# Development Method (FPF-first): FPF Agent Stack
Method + ceremonies + gates.
## 1. Core working agreements
- Describe, then test: do not call something a Spec until a harness can falsify it.
- Keep plan vs run separate: WorkPlan (intended schedule) is not Work (executed reality).
- Treat all model output as untrusted input; the executor is deterministic and schema-driven.
- Guards are tri-state: pass | degrade | abstain. Unknown never becomes pass.
## 2. Artifact flow (I/D/S style)
Keep the pipeline short and falsifiable:
| Stage | Artifact | Gate |
| :--- | :--- | :--- |
| **D** | Functional Description (this stack) | Stakeholder review: is it useful? |
| **S** | BDD feature files (Cucumber) | Cucumber green on CI |
| **Impl** | Skills + runtime code | Unit tests + schema checks |
| **E** | Evidence bundle (AgentFS audit + test reports) | Auditor can reproduce from snapshot |
## 3. Skill authoring pattern (Atomize + Route)

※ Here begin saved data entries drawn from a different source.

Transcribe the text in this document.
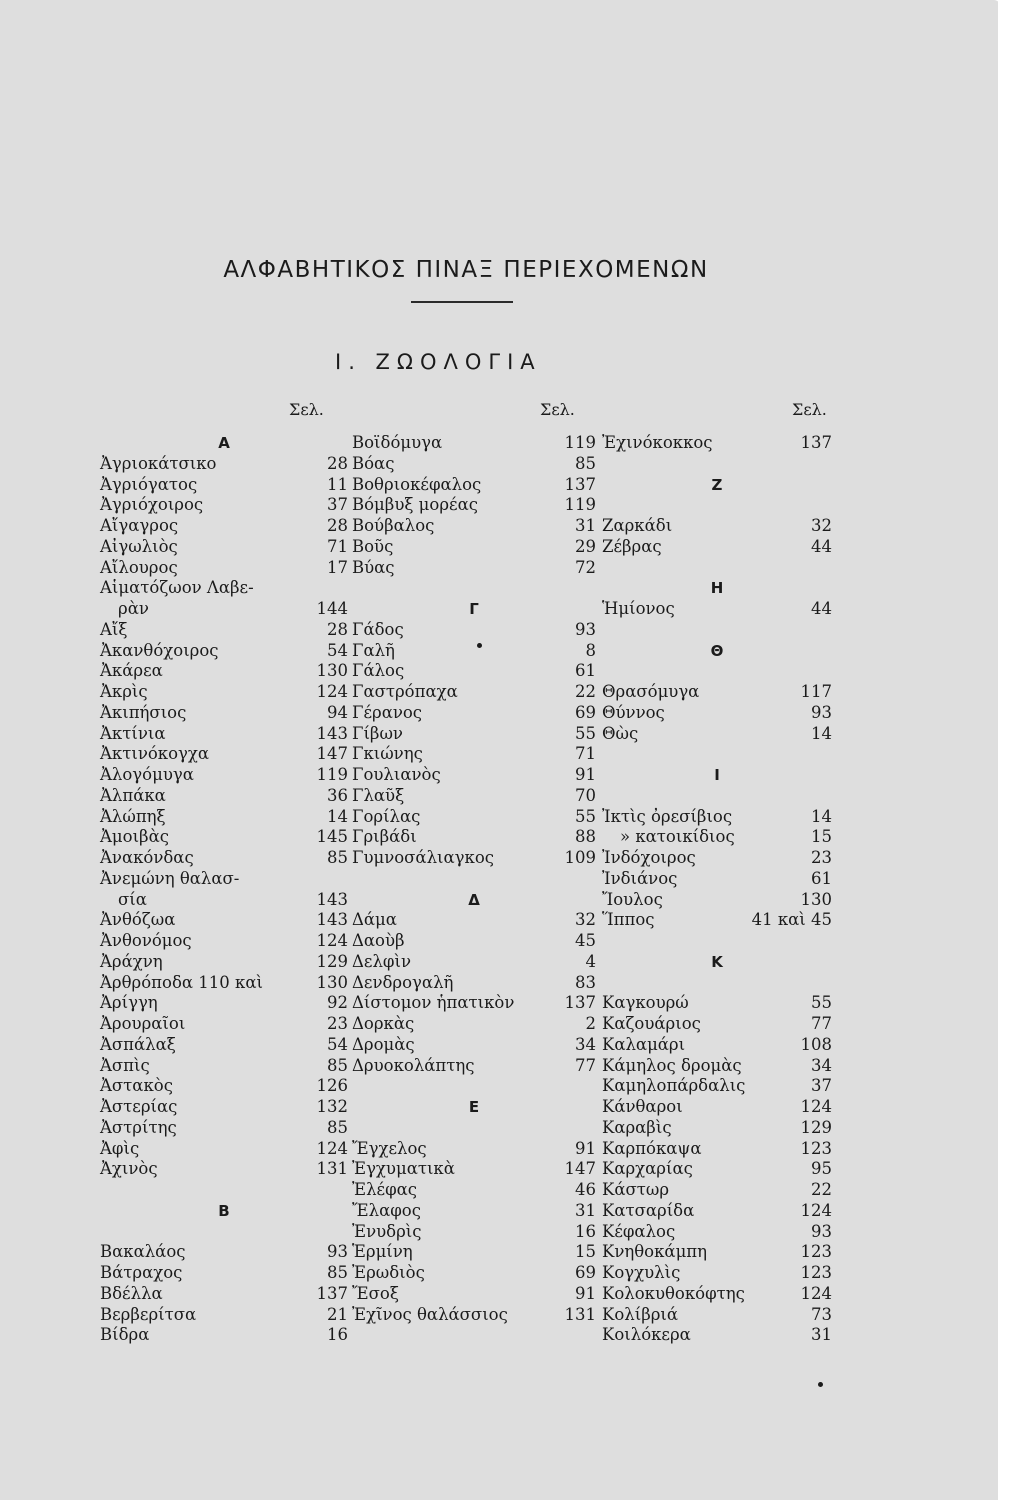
ΑΛΦΑΒΗΤΙΚΟΣ ΠΙΝΑΞ ΠΕΡΙΕΧΟΜΕΝΩΝ
Ι. ΖΩΟΛΟΓΙΑ
Σελ.	Σελ.	Σελ.
Α
Ἀγριοκάτσικο	28
Ἀγριόγατος	11
Ἀγριόχοιρος	37
Αἴγαγρος	28
Αἰγωλιὸς	71
Αἴλουρος	17
Αἱματόζωον Λαβε-
ρὰν	144
Αἴξ	28
Ἀκανθόχοιρος	54
Ἀκάρεα	130
Ἀκρὶς	124
Ἀκιπήσιος	94
Ἀκτίνια	143
Ἀκτινόκογχα	147
Ἀλογόμυγα	119
Ἀλπάκα	36
Ἀλώπηξ	14
Ἀμοιβὰς	145
Ἀνακόνδας	85
Ἀνεμώνη θαλασ-
σία	143
Ἀνθόζωα	143
Ἀνθονόμος	124
Ἀράχνη	129
Ἀρθρόποδα 110 καὶ	130
Ἀρίγγη	92
Ἀρουραῖοι	23
Ἀσπάλαξ	54
Ἀσπὶς	85
Ἀστακὸς	126
Ἀστερίας	132
Ἀστρίτης	85
Ἀφὶς	124
Ἀχινὸς	131
Β
Βακαλάος	93
Βάτραχος	85
Βδέλλα	137
Βερβερίτσα	21
Βίδρα	16
Βοϊδόμυγα	119
Βόας	85
Βοθριοκέφαλος	137
Βόμβυξ μορέας	119
Βούβαλος	31
Βοῦς	29
Βύας	72
Γ
Γάδος	93
Γαλῆ	8
Γάλος	61
Γαστρόπαχα	22
Γέρανος	69
Γίβων	55
Γκιώνης	71
Γουλιανὸς	91
Γλαῦξ	70
Γορίλας	55
Γριβάδι	88
Γυμνοσάλιαγκος	109
Δ
Δάμα	32
Δαοὺβ	45
Δελφὶν	4
Δενδρογαλῆ	83
Δίστομον ἡπατικὸν	137
Δορκὰς	2
Δρομὰς	34
Δρυοκολάπτης	77
Ε
Ἔγχελος	91
Ἐγχυματικὰ	147
Ἐλέφας	46
Ἔλαφος	31
Ἐνυδρὶς	16
Ἑρμίνη	15
Ἐρωδιὸς	69
Ἔσοξ	91
Ἐχῖνος θαλάσσιος	131
Ἐχινόκοκκος	137
Ζ
Ζαρκάδι	32
Ζέβρας	44
Η
Ἡμίονος	44
Θ
Θρασόμυγα	117
Θύννος	93
Θὼς	14
Ι
Ἰκτὶς ὀρεσίβιος	14
» κατοικίδιος	15
Ἰνδόχοιρος	23
Ἰνδιάνος	61
Ἴουλος	130
Ἵππος	41 καὶ 45
Κ
Καγκουρώ	55
Καζουάριος	77
Καλαμάρι	108
Κάμηλος δρομὰς	34
Καμηλοπάρδαλις	37
Κάνθαροι	124
Καραβὶς	129
Καρπόκαψα	123
Καρχαρίας	95
Κάστωρ	22
Κατσαρίδα	124
Κέφαλος	93
Κνηθοκάμπη	123
Κογχυλὶς	123
Κολοκυθοκόφτης	124
Κολίβριά	73
Κοιλόκερα	31
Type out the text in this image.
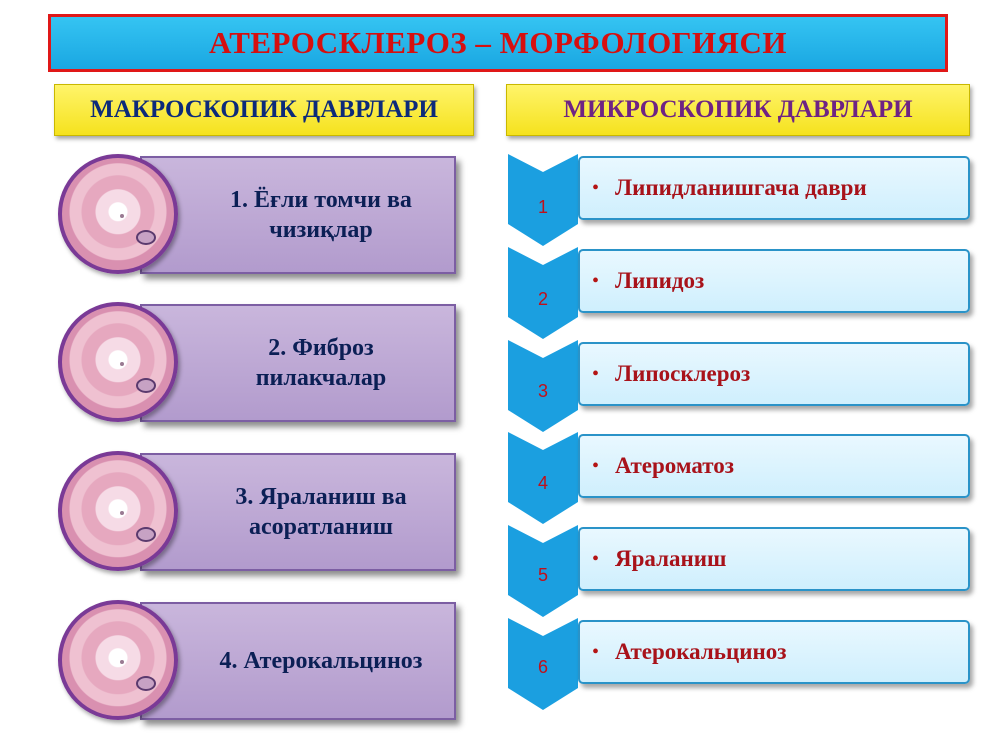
АТЕРОСКЛЕРОЗ – МОРФОЛОГИЯСИ
МАКРОСКОПИК ДАВРЛАРИ	МИКРОСКОПИК ДАВРЛАРИ
1. Ёғли томчи ва
чизиқлар
2. Фиброз
пилакчалар
3. Яраланиш ва
асоратланиш
4. Атерокальциноз
1
2
3
4
5
6
• Липидланишгача даври
• Липидоз
• Липосклероз
• Атероматоз
• Яраланиш
• Атерокальциноз
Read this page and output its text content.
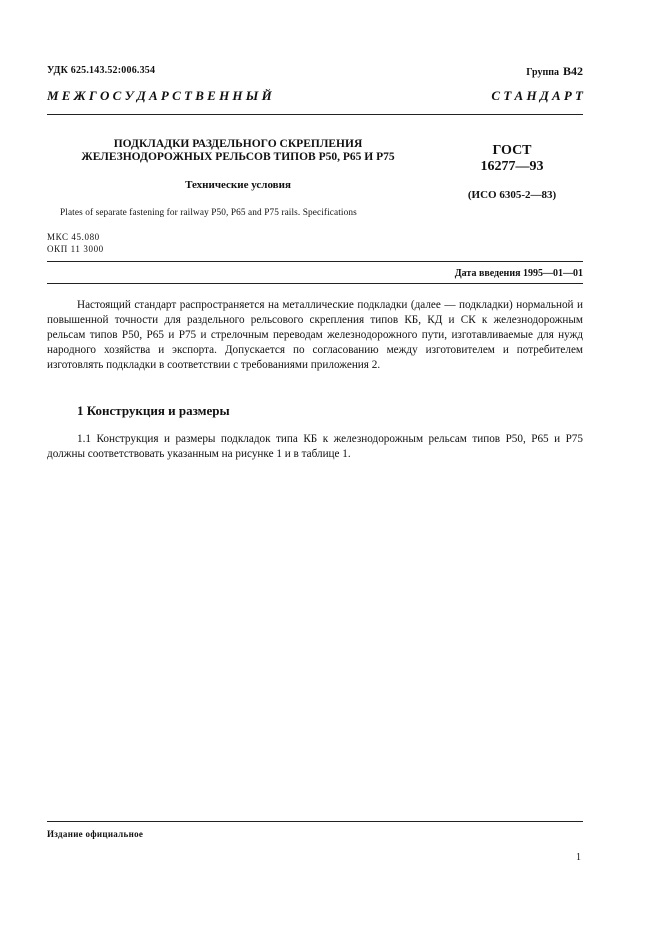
УДК 625.143.52:006.354	Группа В42
М Е Ж Г О С У Д А Р С Т В Е Н Н Ы Й	С Т А Н Д А Р Т
ПОДКЛАДКИ РАЗДЕЛЬНОГО СКРЕПЛЕНИЯ
ЖЕЛЕЗНОДОРОЖНЫХ РЕЛЬСОВ ТИПОВ Р50, Р65 И Р75
Технические условия
Plates of separate fastening for railway P50, P65 and P75 rails. Specifications
ГОСТ
16277—93
(ИСО 6305-2—83)
МКС 45.080
ОКП 11 3000
Дата введения 1995—01—01
Настоящий стандарт распространяется на металлические подкладки (далее — подкладки) нормальной и повышенной точности для раздельного рельсового скрепления типов КБ, КД и СК к железнодорожным рельсам типов Р50, Р65 и Р75 и стрелочным переводам железнодорожного пути, изготавливаемые для нужд народного хозяйства и экспорта. Допускается по согласованию между изготовителем и потребителем изготовлять подкладки в соответствии с требованиями приложения 2.
1 Конструкция и размеры
1.1 Конструкция и размеры подкладок типа КБ к железнодорожным рельсам типов Р50, Р65 и Р75 должны соответствовать указанным на рисунке 1 и в таблице 1.
Издание официальное
1
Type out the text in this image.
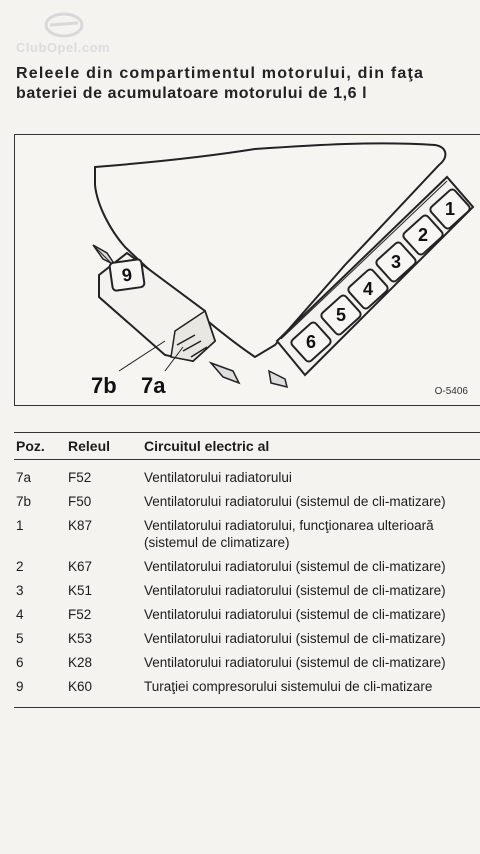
ClubOpel.com
Releele din compartimentul motorului, din faţa
bateriei de acumulatoare motorului de 1,6 l
9
6
5
4
3
2
1
7b 7a	O-5406
Poz.	Releul	Circuitul electric al
7a	F52	Ventilatorului radiatorului
7b	F50	Ventilatorului radiatorului (sistemul de cli-matizare)
1	K87	Ventilatorului radiatorului, funcţionarea ulterioară (sistemul de climatizare)
2	K67	Ventilatorului radiatorului (sistemul de cli-matizare)
3	K51	Ventilatorului radiatorului (sistemul de cli-matizare)
4	F52	Ventilatorului radiatorului (sistemul de cli-matizare)
5	K53	Ventilatorului radiatorului (sistemul de cli-matizare)
6	K28	Ventilatorului radiatorului (sistemul de cli-matizare)
9	K60	Turaţiei compresorului sistemului de cli-matizare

Every skill/tool must ship four parts (lightweight but explicit):
- **L-TOOL-xx:** Definition (what it means / contract).
- **A-TOOL-xx:** Admissibility (guard predicate; what must be true to run).
- **D-TOOL-xx:** Duties (who must do what; retention, reviews).
- **E-TOOL-xx:** Evidence carriers (logs/traces used to adjudicate A-TOOL-xx).
Put these in `SKILL.md` so the agent and humans see the same contract.
## 4. Quality gates (CI)
- **Static:** lint, typecheck, schema validation for every tool interface.
- **Dynamic:** cucumber (acceptance) + unit tests (contract-level).
- **Audit:** each cucumber run stores an AgentFS session DB + RunTrace artifact.
- **Freshness:** evidence artifacts carry valid-until dates; stale evidence accrues epistemic debt and triggers review.
## 5. Proxy audit loop (avoid Goodhart)
Whenever you introduce a metric (latency, pass rate, etc.), explicitly declare what objective it proxies and schedule periodic review.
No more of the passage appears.